Con funcionarios experimentados, un país débil puede lograr mucho más de lo que su posición relativa de poder haría suponer. Así fue con el gobierno de Lázaro Cárdenas, según el libro de Friedrich E. Schuler: Mexico between Hitler and Roosevelt. La cercanía entre Videgaray y Kushner puede hacer difícil jugar una estrategia sofisticada como la de aquellos años, amén de que Trump ya dijo que no va a dejar que nuestros inteligentes funcionarios abusen de Estados Unidos.
Quienes podrían enfrentar a Trump son los empresarios de Estados Unidos afectados por sus políticas proteccionistas, pero han preferido hasta ahora doblar las manitas. ¿Podrán las instituciones de Estados Unidos frenar a un gobierno que tendrá todo tipo de conflictos de interés? No lo sé.

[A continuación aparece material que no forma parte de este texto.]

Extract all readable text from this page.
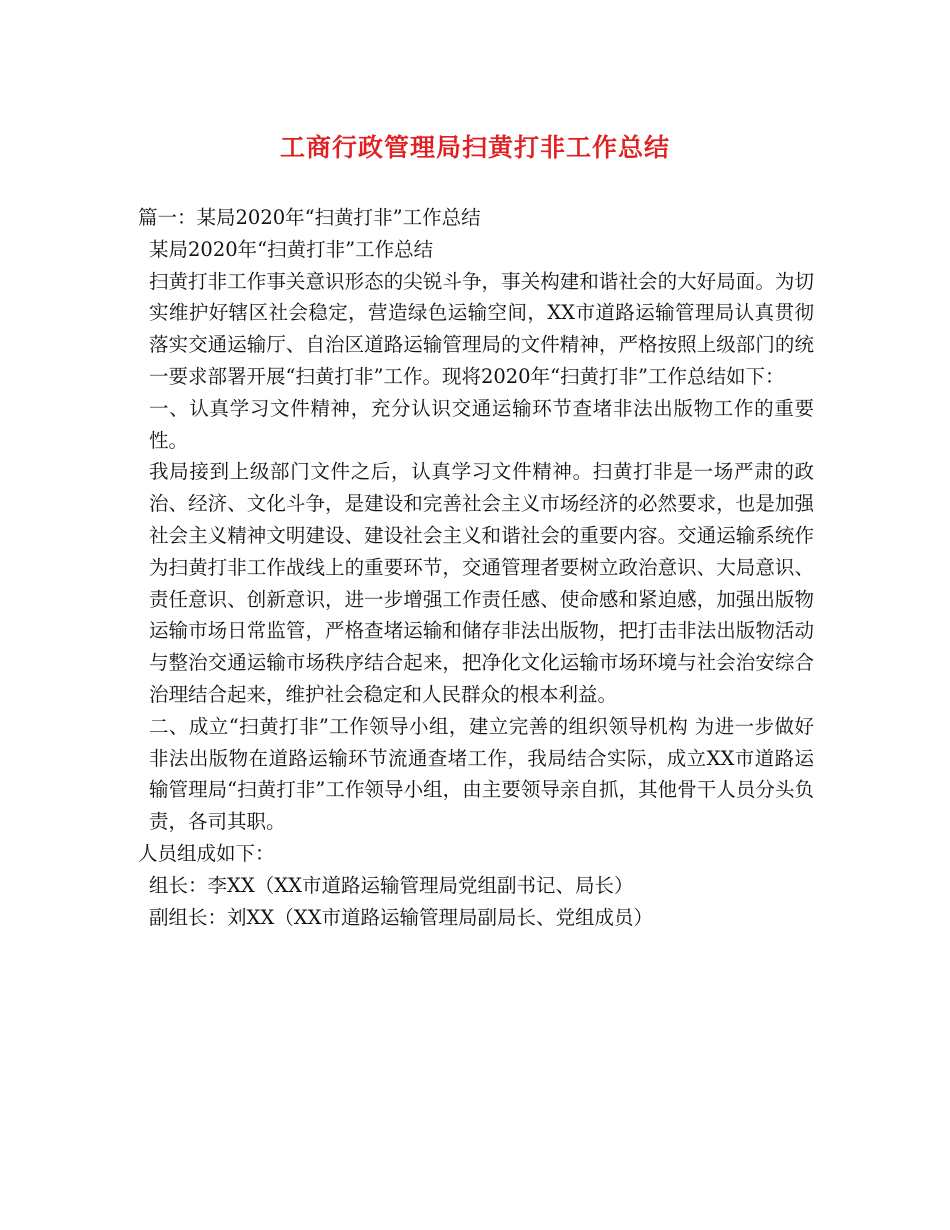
工商行政管理局扫黄打非工作总结

篇一：某局2020年“扫黄打非”工作总结

某局2020年“扫黄打非”工作总结

扫黄打非工作事关意识形态的尖锐斗争，事关构建和谐社会的大好局面。为切实维护好辖区社会稳定，营造绿色运输空间，XX市道路运输管理局认真贯彻落实交通运输厅、自治区道路运输管理局的文件精神，严格按照上级部门的统一要求部署开展“扫黄打非”工作。现将2020年“扫黄打非”工作总结如下：

一、认真学习文件精神，充分认识交通运输环节查堵非法出版物工作的重要性。

我局接到上级部门文件之后，认真学习文件精神。扫黄打非是一场严肃的政治、经济、文化斗争，是建设和完善社会主义市场经济的必然要求，也是加强社会主义精神文明建设、建设社会主义和谐社会的重要内容。交通运输系统作为扫黄打非工作战线上的重要环节，交通管理者要树立政治意识、大局意识、责任意识、创新意识，进一步增强工作责任感、使命感和紧迫感，加强出版物运输市场日常监管，严格查堵运输和储存非法出版物，把打击非法出版物活动与整治交通运输市场秩序结合起来，把净化文化运输市场环境与社会治安综合治理结合起来，维护社会稳定和人民群众的根本利益。

二、成立“扫黄打非”工作领导小组，建立完善的组织领导机构 为进一步做好非法出版物在道路运输环节流通查堵工作，我局结合实际，成立XX市道路运输管理局“扫黄打非”工作领导小组，由主要领导亲自抓，其他骨干人员分头负责，各司其职。

人员组成如下：

组长：李XX（XX市道路运输管理局党组副书记、局长）

副组长：刘XX（XX市道路运输管理局副局长、党组成员）
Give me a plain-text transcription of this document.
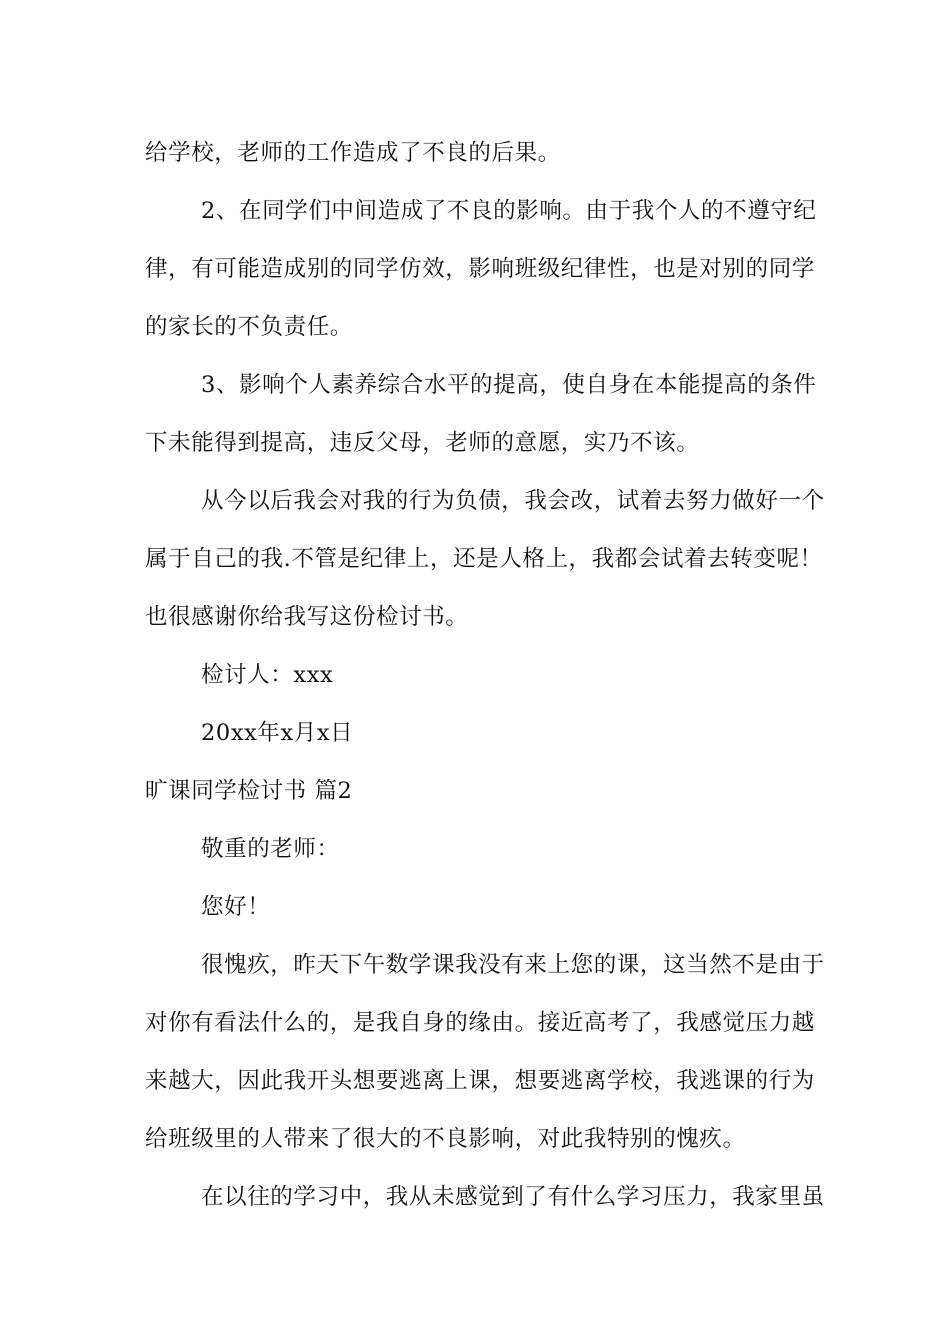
给学校，老师的工作造成了不良的后果。
2、在同学们中间造成了不良的影响。由于我个人的不遵守纪
律，有可能造成别的同学仿效，影响班级纪律性，也是对别的同学
的家长的不负责任。
3、影响个人素养综合水平的提高，使自身在本能提高的条件
下未能得到提高，违反父母，老师的意愿，实乃不该。
从今以后我会对我的行为负债，我会改，试着去努力做好一个
属于自己的我.不管是纪律上，还是人格上，我都会试着去转变呢！
也很感谢你给我写这份检讨书。
检讨人：xxx
20xx年x月x日
旷课同学检讨书 篇2
敬重的老师：
您好！
很愧疚，昨天下午数学课我没有来上您的课，这当然不是由于
对你有看法什么的，是我自身的缘由。接近高考了，我感觉压力越
来越大，因此我开头想要逃离上课，想要逃离学校，我逃课的行为
给班级里的人带来了很大的不良影响，对此我特别的愧疚。
在以往的学习中，我从未感觉到了有什么学习压力，我家里虽
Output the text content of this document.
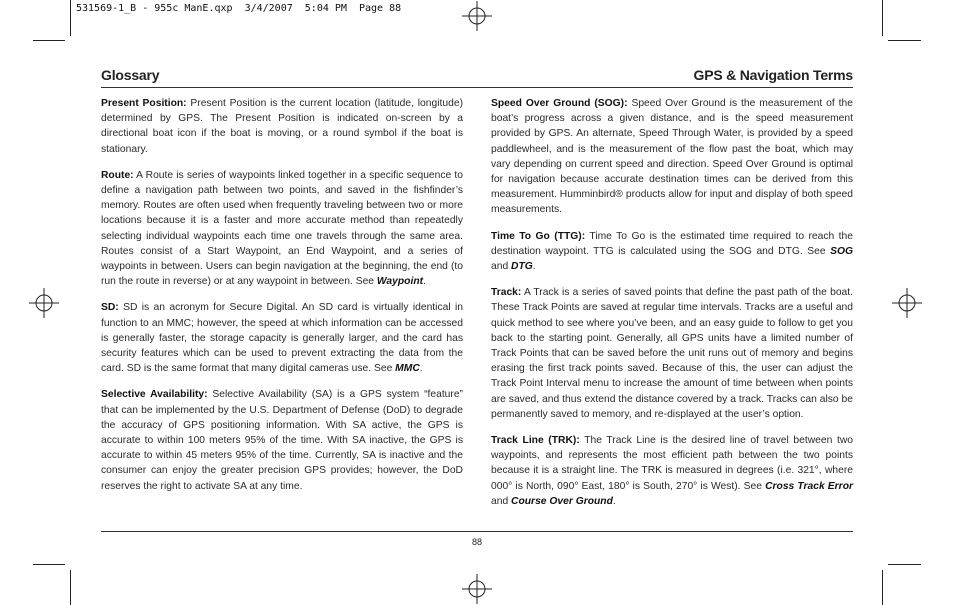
531569-1_B - 955c ManE.qxp  3/4/2007  5:04 PM  Page 88
Glossary	GPS & Navigation Terms

Present Position: Present Position is the current location (latitude, longitude) determined by GPS. The Present Position is indicated on-screen by a directional boat icon if the boat is moving, or a round symbol if the boat is stationary.

Route: A Route is series of waypoints linked together in a specific sequence to define a navigation path between two points, and saved in the fishfinder’s memory. Routes are often used when frequently traveling between two or more locations because it is a faster and more accurate method than repeatedly selecting individual waypoints each time one travels through the same area. Routes consist of a Start Waypoint, an End Waypoint, and a series of waypoints in between. Users can begin navigation at the beginning, the end (to run the route in reverse) or at any waypoint in between. See Waypoint.

SD: SD is an acronym for Secure Digital. An SD card is virtually identical in function to an MMC; however, the speed at which information can be accessed is generally faster, the storage capacity is generally larger, and the card has security features which can be used to prevent extracting the data from the card. SD is the same format that many digital cameras use. See MMC.

Selective Availability: Selective Availability (SA) is a GPS system “feature” that can be implemented by the U.S. Department of Defense (DoD) to degrade the accuracy of GPS positioning information. With SA active, the GPS is accurate to within 100 meters 95% of the time. With SA inactive, the GPS is accurate to within 45 meters 95% of the time. Currently, SA is inactive and the consumer can enjoy the greater precision GPS provides; however, the DoD reserves the right to activate SA at any time.

Speed Over Ground (SOG): Speed Over Ground is the measurement of the boat’s progress across a given distance, and is the speed measurement provided by GPS. An alternate, Speed Through Water, is provided by a speed paddlewheel, and is the measurement of the flow past the boat, which may vary depending on current speed and direction. Speed Over Ground is optimal for navigation because accurate destination times can be derived from this measurement. Humminbird® products allow for input and display of both speed measurements.

Time To Go (TTG): Time To Go is the estimated time required to reach the destination waypoint. TTG is calculated using the SOG and DTG. See SOG and DTG.

Track: A Track is a series of saved points that define the past path of the boat. These Track Points are saved at regular time intervals. Tracks are a useful and quick method to see where you’ve been, and an easy guide to follow to get you back to the starting point. Generally, all GPS units have a limited number of Track Points that can be saved before the unit runs out of memory and begins erasing the first track points saved. Because of this, the user can adjust the Track Point Interval menu to increase the amount of time between when points are saved, and thus extend the distance covered by a track. Tracks can also be permanently saved to memory, and re-displayed at the user’s option.

Track Line (TRK): The Track Line is the desired line of travel between two waypoints, and represents the most efficient path between the two points because it is a straight line. The TRK is measured in degrees (i.e. 321°, where 000° is North, 090° East, 180° is South, 270° is West). See Cross Track Error and Course Over Ground.

88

Creo que la mayor debilidad de Trump puede ser lo que hoy parece ser su fortaleza, su capacidad de derrumbar la moneda de México, con un simple tuit. Gobernar es mucho más complejo y si no es capaz de presidir un gobierno disciplinado puede terminar por no poder promover su agenda. Si lo llegan a ver débil, quienes hayan acumulado agravios contra él se los empezarán a cobrar. Pero no podemos apostarle a esto.
El nacionalismo y proteccionismo de la posguerra en México fue un esfuerzo para mitigar la dependencia con Estados Unidos. Era un mundo distinto. Muchos otros países siguieron una estrategia similar. Se cambió por la apertura comercial y luego por el TLCAN para enfrentar la crisis financiera en la que derivó ese modelo.
Nadie pensó que podría llegar a Estados Unidos alguien tan proteccionista como Trump. En este contexto la debilidad de nuestro país es extrema. Por ello el gobierno está dispuesto a pagar el costo político de subir el precio de la gasolina, para amortiguar la fragilidad fiscal.
Para mejorar nuestra capacidad de negociación lo ideal sería estar unidos. Sin embargo, el Acuerdo para el Fortalecimiento Económico anunciado el lunes pasado es mera retórica. Se requiere un pacto donde la clase política ponga de su parte. Sugiero disminuir el costo de la democracia y de nuestra clase política en general, gastar lo mínimo en comunicación social, nombrar ya al fiscal anticorrupción con los recursos para sancionar a los políticos deshonestos y una política bien articulada de combate al crimen organizado.